Aviation communications need overhaul to meet ‘zero trust’ cybersecurity standard, panel says
Hartsfield-Jackson Atlanta International Airport. Credit: Darryl Brooks via Shutterstock
AIAA AVIATION FORUM, Las Vegas — When it comes to the ongoing transition to zero-trust policy in aviation cybersecurity, communications are lagging, according to a panel of experts who spoke here Tuesday.
Since 2020, FAA has embraced and moved toward zero trust, which means any exchange of information is verified even if it comes from inside a known network, and former President Joe Biden in 2021 signed an executive order mandating zero trust policy throughout the federal government.
But communications in aviation are often based on legacy technologies that are slow to be updated, said panel member Jon Haass, a professor of cybersecurity at Embry-Riddle Aeronautical University’s campus in Prescott, Arizona.
He said two outdated areas are radio communication with air traffic controllers and ADS-B, or Automatic Dependent Surveillance-Broadcast. Aircraft regularly transmit these radio signals on open frequencies to relay their position and velocity.
“Takeoff and landing, those are the times when there is a lot of communication. Communication has to go back and forth with air traffic control, and many of these communications are done in the clear . There is no authentication, there is no digital signature,” Haass said. “And ADS-B is continuously beaming out information like, ‘I’m here, I’m here, I’m here.’ And that means everyone in the world presumably can see where you are.”

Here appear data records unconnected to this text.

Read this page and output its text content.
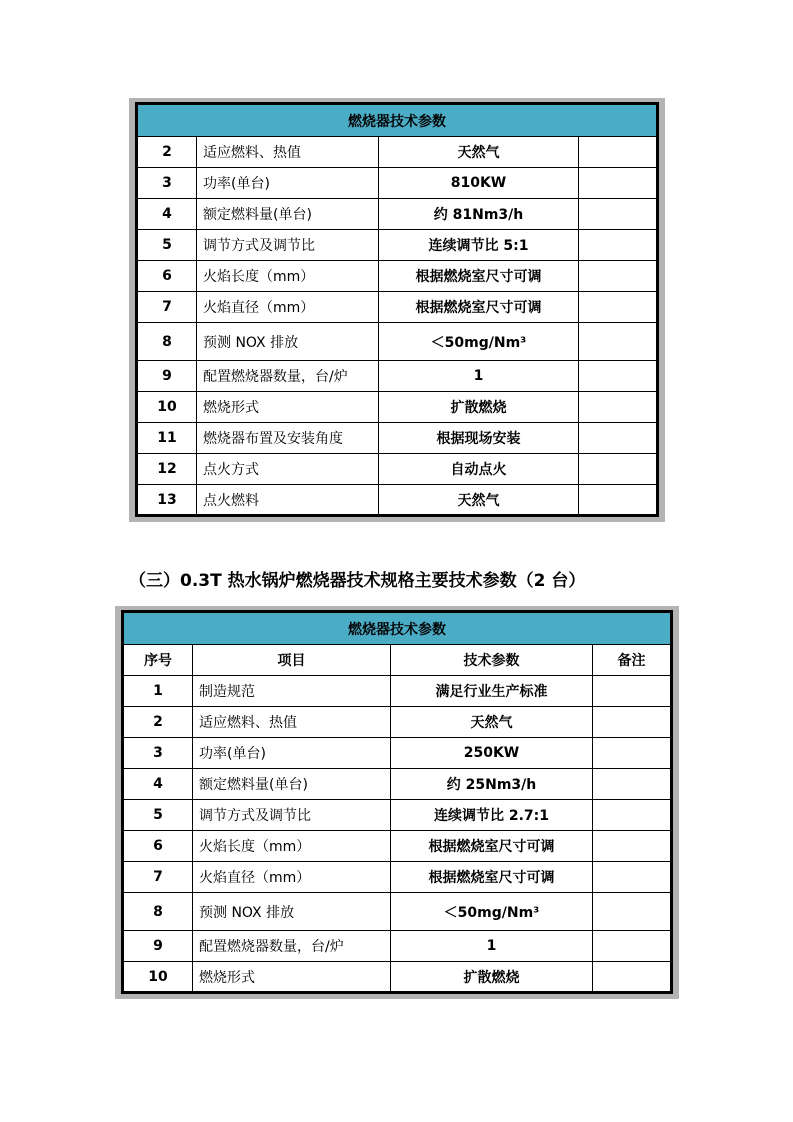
燃烧器技术参数			
2	适应燃料、热值	天然气	
3	功率(单台)	810KW	
4	额定燃料量(单台)	约 81Nm3/h	
5	调节方式及调节比	连续调节比 5:1	
6	火焰长度（mm）	根据燃烧室尺寸可调	
7	火焰直径（mm）	根据燃烧室尺寸可调	
8	预测 NOX 排放	＜50mg/Nm³	
9	配置燃烧器数量，台/炉	1	
10	燃烧形式	扩散燃烧	
11	燃烧器布置及安装角度	根据现场安装	
12	点火方式	自动点火	
13	点火燃料	天然气	
（三）0.3T 热水锅炉燃烧器技术规格主要技术参数（2 台）
燃烧器技术参数			
序号	项目	技术参数	备注
1	制造规范	满足行业生产标准	
2	适应燃料、热值	天然气	
3	功率(单台)	250KW	
4	额定燃料量(单台)	约 25Nm3/h	
5	调节方式及调节比	连续调节比 2.7:1	
6	火焰长度（mm）	根据燃烧室尺寸可调	
7	火焰直径（mm）	根据燃烧室尺寸可调	
8	预测 NOX 排放	＜50mg/Nm³	
9	配置燃烧器数量，台/炉	1	
10	燃烧形式	扩散燃烧	
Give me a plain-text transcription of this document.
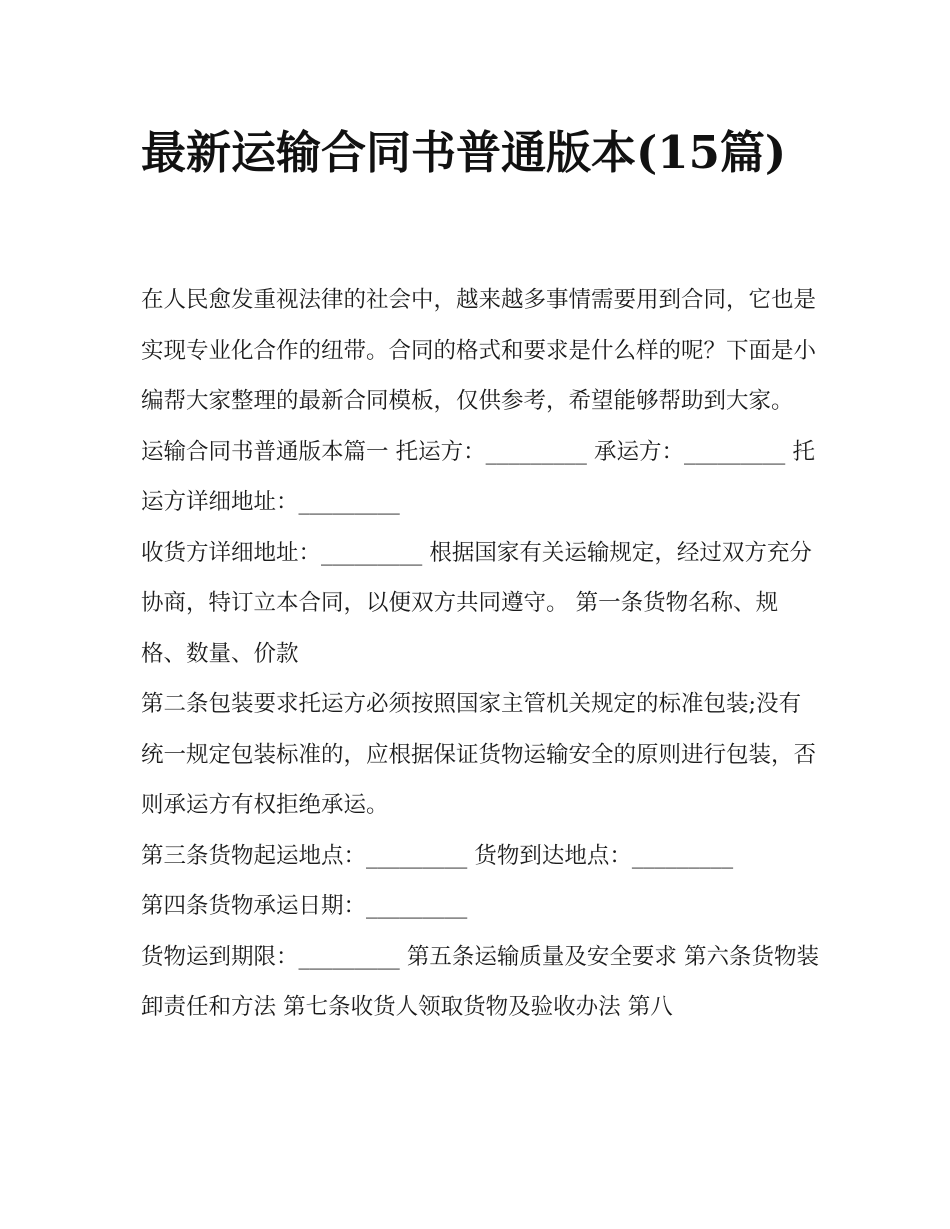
最新运输合同书普通版本(15篇)

在人民愈发重视法律的社会中，越来越多事情需要用到合同，它也是实现专业化合作的纽带。合同的格式和要求是什么样的呢？下面是小编帮大家整理的最新合同模板，仅供参考，希望能够帮助到大家。

运输合同书普通版本篇一 托运方：_________ 承运方：_________ 托运方详细地址：_________

收货方详细地址：_________ 根据国家有关运输规定，经过双方充分协商，特订立本合同，以便双方共同遵守。 第一条货物名称、规格、数量、价款

第二条包装要求托运方必须按照国家主管机关规定的标准包装;没有统一规定包装标准的，应根据保证货物运输安全的原则进行包装，否则承运方有权拒绝承运。

第三条货物起运地点：_________ 货物到达地点：_________

第四条货物承运日期：_________

货物运到期限：_________ 第五条运输质量及安全要求 第六条货物装卸责任和方法 第七条收货人领取货物及验收办法 第八
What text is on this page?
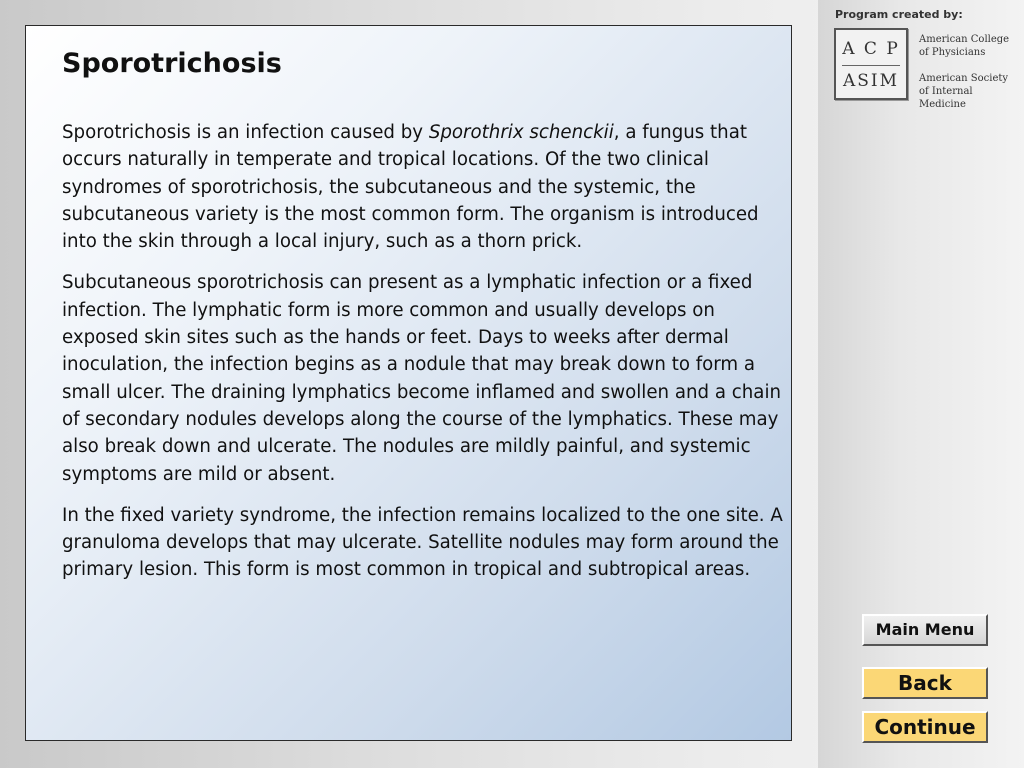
Sporotrichosis

Sporotrichosis is an infection caused by Sporothrix schenckii, a fungus that occurs naturally in temperate and tropical locations. Of the two clinical syndromes of sporotrichosis, the subcutaneous and the systemic, the subcutaneous variety is the most common form. The organism is introduced into the skin through a local injury, such as a thorn prick.

Subcutaneous sporotrichosis can present as a lymphatic infection or a fixed infection. The lymphatic form is more common and usually develops on exposed skin sites such as the hands or feet. Days to weeks after dermal inoculation, the infection begins as a nodule that may break down to form a small ulcer. The draining lymphatics become inflamed and swollen and a chain of secondary nodules develops along the course of the lymphatics. These may also break down and ulcerate. The nodules are mildly painful, and systemic symptoms are mild or absent.

In the fixed variety syndrome, the infection remains localized to the one site. A granuloma develops that may ulcerate. Satellite nodules may form around the primary lesion. This form is most common in tropical and subtropical areas.

Program created by:
A C P
ASIM
American College
of Physicians
American Society
of Internal Medicine
Main Menu
Back
Continue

Concerns are growing that someone could imitate air traffic controllers to gain trust and sow confusion, said panel member Nick Tsamis, a chief engineer at the MITRE Corp.’s Cybersecurity Infrastructure Protection Innovation Center in Virginia.
“Artificial intelligence and deep fake voices could provide messages from spurious air traffic control that sound real, that look real, that are contextualized for air traffic,” Tsamis said. “That concerns me, it keeps me up at night, because we do not have trusted means to ensure that that message is indeed coming from ATC.”
He said such communication would need to be verified as a plane moves out of the range of various control towers during flight.
“Flight is a dynamic environment. A single trust policy that is static and is never revisited throughout a six-, eight-hour flight — there’s no way that policy is going to be appropriate anymore,” he said. “There are distinct operating conditions that change throughout a flight. Takeoff and landing are distinctly different. There are different stresses, loads, different communications that are occurring compared to cruising at altitude. So, it follows that the type of conditions that could occur from a security perspective are explicitly different during those phases.”
The solution is to change the mindset of the industry, not necessarily to adopt new technology, said Krishna Sampigethaya, another professor of cybersecurity at Embry-Riddle Prescott and the chair of the university’s Department of Cyber Intelligence and Security.
Panel members agreed that such a mindset must be implemented from the inception of a new system or novel aircraft, with the possible exception of designing software that would require legacy technology to be verified before interacting with broader systems.